(G-247) A thermally responsive liposome drug delivery system for in-vivo targeting for ulcerative colitis

Ulcerative colitis, an inflammatory bowel disease (IBD) that causes intestinal inflammation, presents a challenge in terms of treatment options. Currently, patients have limited choices, including oral medications, surgery, or supportive care. These therapeutics include medications that target the colon, specific areas of the bowel, immune response repressors, along with more biologic agents, which are administered systemically or parenterally. Side effects of these therapeutics include fever, rash, itching, blistering skin, mouth sores, swelling of the eyes, and much more. Thus, there is a pressing clinical need for a treatment that is less invasive, less toxic, and more localized to the inflamed location.

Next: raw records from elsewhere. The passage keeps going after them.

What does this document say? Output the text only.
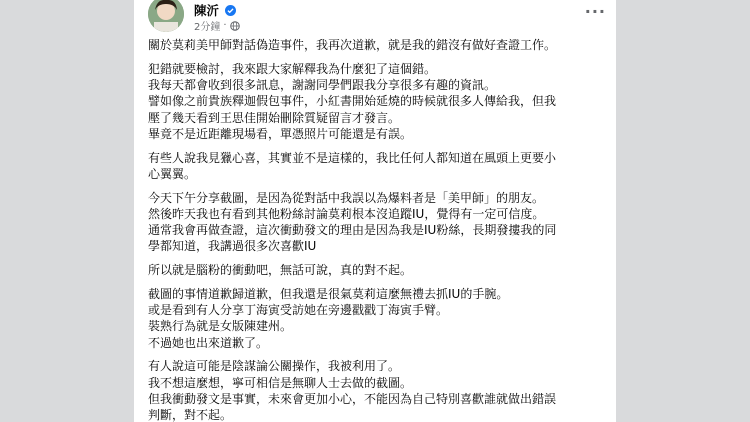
陳沂
2分鐘 ·
···
關於莫莉美甲師對話偽造事件，我再次道歉，就是我的錯沒有做好查證工作。
犯錯就要檢討，我來跟大家解釋我為什麼犯了這個錯。
我每天都會收到很多訊息，謝謝同學們跟我分享很多有趣的資訊。
譬如像之前貴族釋迦假包事件，小紅書開始延燒的時候就很多人傳給我，但我
壓了幾天看到王思佳開始刪除質疑留言才發言。
畢竟不是近距離現場看，單憑照片可能還是有誤。
有些人說我見獵心喜，其實並不是這樣的，我比任何人都知道在風頭上更要小
心翼翼。
今天下午分享截圖，是因為從對話中我誤以為爆料者是「美甲師」的朋友。
然後昨天我也有看到其他粉絲討論莫莉根本沒追蹤IU，覺得有一定可信度。
通常我會再做查證，這次衝動發文的理由是因為我是IU粉絲，長期發摟我的同
學都知道，我講過很多次喜歡IU
所以就是腦粉的衝動吧，無話可說，真的對不起。
截圖的事情道歉歸道歉，但我還是很氣莫莉這麼無禮去抓IU的手腕。
或是看到有人分享丁海寅受訪她在旁邊戳戳丁海寅手臂。
裝熟行為就是女版陳建州。
不過她也出來道歉了。
有人說這可能是陰謀論公關操作，我被利用了。
我不想這麼想，寧可相信是無聊人士去做的截圖。
但我衝動發文是事實，未來會更加小心，不能因為自己特別喜歡誰就做出錯誤
判斷，對不起。
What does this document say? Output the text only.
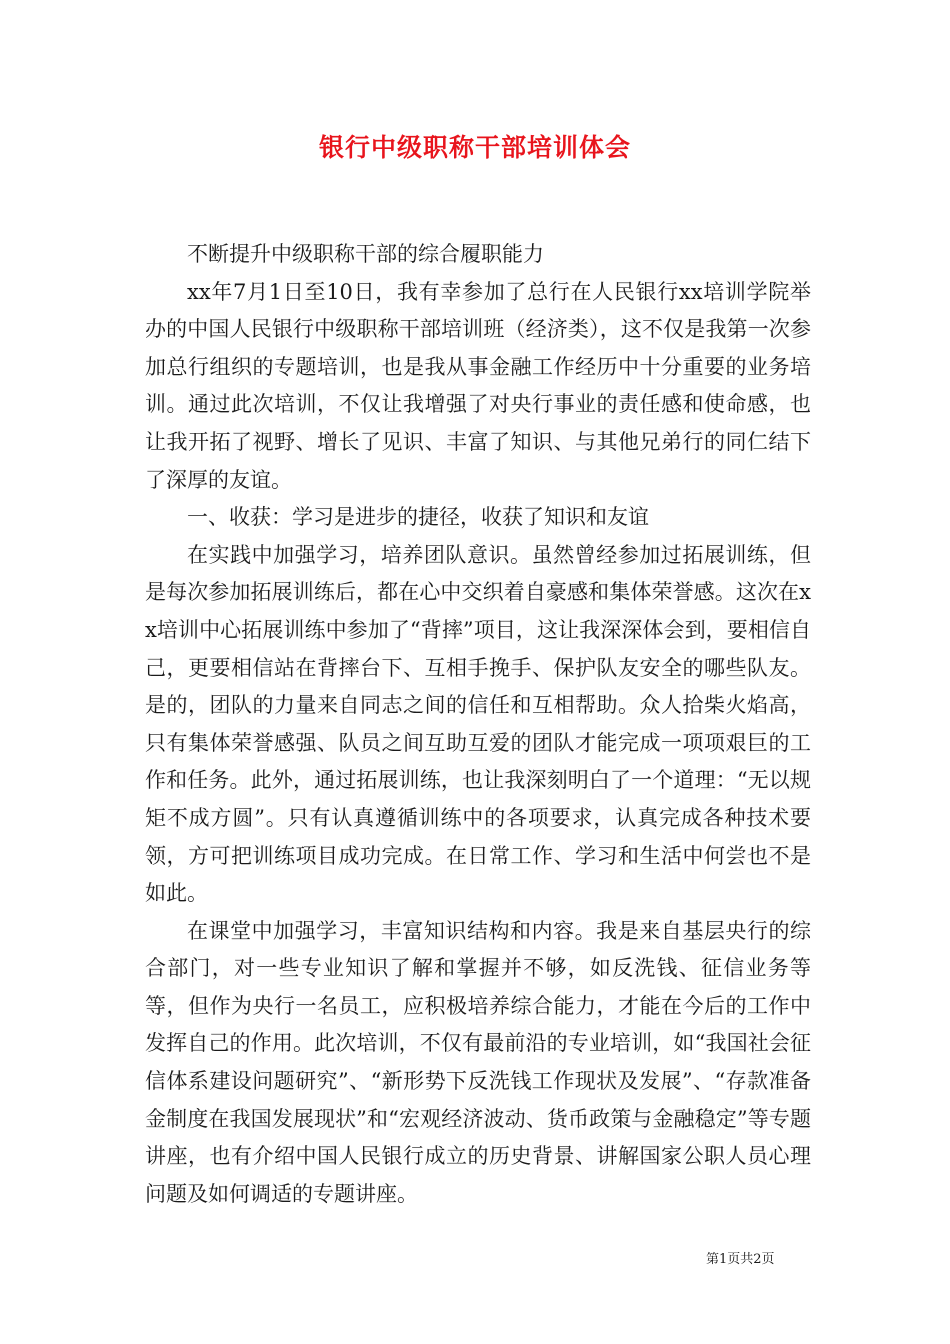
银行中级职称干部培训体会

不断提升中级职称干部的综合履职能力

xx年7月1日至10日，我有幸参加了总行在人民银行xx培训学院举办的中国人民银行中级职称干部培训班（经济类），这不仅是我第一次参加总行组织的专题培训，也是我从事金融工作经历中十分重要的业务培训。通过此次培训，不仅让我增强了对央行事业的责任感和使命感，也让我开拓了视野、增长了见识、丰富了知识、与其他兄弟行的同仁结下了深厚的友谊。

一、收获：学习是进步的捷径，收获了知识和友谊

在实践中加强学习，培养团队意识。虽然曾经参加过拓展训练，但是每次参加拓展训练后，都在心中交织着自豪感和集体荣誉感。这次在xx培训中心拓展训练中参加了“背摔”项目，这让我深深体会到，要相信自己，更要相信站在背摔台下、互相手挽手、保护队友安全的哪些队友。是的，团队的力量来自同志之间的信任和互相帮助。众人拾柴火焰高，只有集体荣誉感强、队员之间互助互爱的团队才能完成一项项艰巨的工作和任务。此外，通过拓展训练，也让我深刻明白了一个道理：“无以规矩不成方圆”。只有认真遵循训练中的各项要求，认真完成各种技术要领，方可把训练项目成功完成。在日常工作、学习和生活中何尝也不是如此。

在课堂中加强学习，丰富知识结构和内容。我是来自基层央行的综合部门，对一些专业知识了解和掌握并不够，如反洗钱、征信业务等等，但作为央行一名员工，应积极培养综合能力，才能在今后的工作中发挥自己的作用。此次培训，不仅有最前沿的专业培训，如“我国社会征信体系建设问题研究”、“新形势下反洗钱工作现状及发展”、“存款准备金制度在我国发展现状”和“宏观经济波动、货币政策与金融稳定”等专题讲座，也有介绍中国人民银行成立的历史背景、讲解国家公职人员心理问题及如何调适的专题讲座。

第1页共2页
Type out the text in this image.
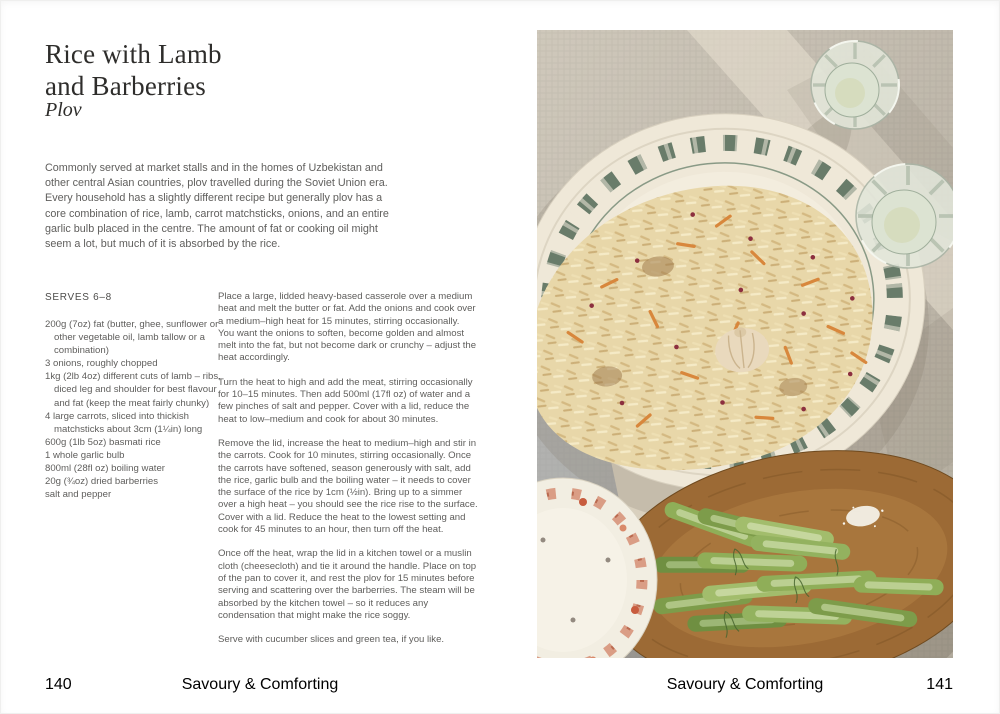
Rice with Lamb
and Barberries
Plov

Commonly served at market stalls and in the homes of Uzbekistan and other central Asian countries, plov travelled during the Soviet Union era. Every household has a slightly different recipe but generally plov has a core combination of rice, lamb, carrot matchsticks, onions, and an entire garlic bulb placed in the centre. The amount of fat or cooking oil might seem a lot, but much of it is absorbed by the rice.

SERVES 6–8
200g (7oz) fat (butter, ghee, sunflower or other vegetable oil, lamb tallow or a combination)
3 onions, roughly chopped
1kg (2lb 4oz) different cuts of lamb – ribs, diced leg and shoulder for best flavour and fat (keep the meat fairly chunky)
4 large carrots, sliced into thickish matchsticks about 3cm (1¼in) long
600g (1lb 5oz) basmati rice
1 whole garlic bulb
800ml (28fl oz) boiling water
20g (¾oz) dried barberries
salt and pepper

Place a large, lidded heavy-based casserole over a medium heat and melt the butter or fat. Add the onions and cook over a medium–high heat for 15 minutes, stirring occasionally. You want the onions to soften, become golden and almost melt into the fat, but not become dark or crunchy – adjust the heat accordingly.

Turn the heat to high and add the meat, stirring occasionally for 10–15 minutes. Then add 500ml (17fl oz) of water and a few pinches of salt and pepper. Cover with a lid, reduce the heat to low–medium and cook for about 30 minutes.

Remove the lid, increase the heat to medium–high and stir in the carrots. Cook for 10 minutes, stirring occasionally. Once the carrots have softened, season generously with salt, add the rice, garlic bulb and the boiling water – it needs to cover the surface of the rice by 1cm (½in). Bring up to a simmer over a high heat – you should see the rice rise to the surface. Cover with a lid. Reduce the heat to the lowest setting and cook for 45 minutes to an hour, then turn off the heat.

Once off the heat, wrap the lid in a kitchen towel or a muslin cloth (cheesecloth) and tie it around the handle. Place on top of the pan to cover it, and rest the plov for 15 minutes before serving and scattering over the barberries. The steam will be absorbed by the kitchen towel – so it reduces any condensation that might make the rice soggy.

Serve with cucumber slices and green tea, if you like.

140	Savoury & Comforting	Savoury & Comforting	141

To address this, we developed a controlled release platform that will release payload in response to temperature. These mobile microrobots are capable of movement in-vivo. The microrobot is loaded with a thermally responsive drug payload, which is activated via ultrasound-induced heating. This heating allows for a localized drug release using heat sensitive lipid nanoparticles. In order to achieve the first part of this process, which is a focused ultrasound system to generate ultrasound-induced heating, tissue-mimicking phantoms were created using agarose and water. These phantoms were then warmed and maintained at 37°C, while a petri dish filled with water was also kept at 37°C to ensure that the phantoms were at physiologically relevant temperatures (Figure 1).

We used an infrared thermal imaging camera to measure and analyze the temperature changes before and after using the focused ultrasound system. Through an initial optimization study, optimal settings for the focused ultrasound system were determined. This involved utilizing 7W of power, 1ms period, 0.2ms burst length, at 180s of time total. With a starting temperature of 37-38°C, the ending temperature after using the focused ultrasound system was measured at 42-43°C, suggesting a consistent change in temperature of about 5°C (Figure 2, Figure 3). This target temperature range aligns with the melting temperature of the selected thermally responsive lipids (41°C). These lipids will be used to create lipid nanoparticles, which when heated to 41°C, will break down to release the drug payload. Moving forward, we aim to demonstrate the localized heating capabilities of the focused ultrasound system. To do so, the standard ultrasound system will be used to image the entire phantom while the focused ultrasound system will be used on the side to melt the phantom and ensure that it solely affects the region of interest within tissue.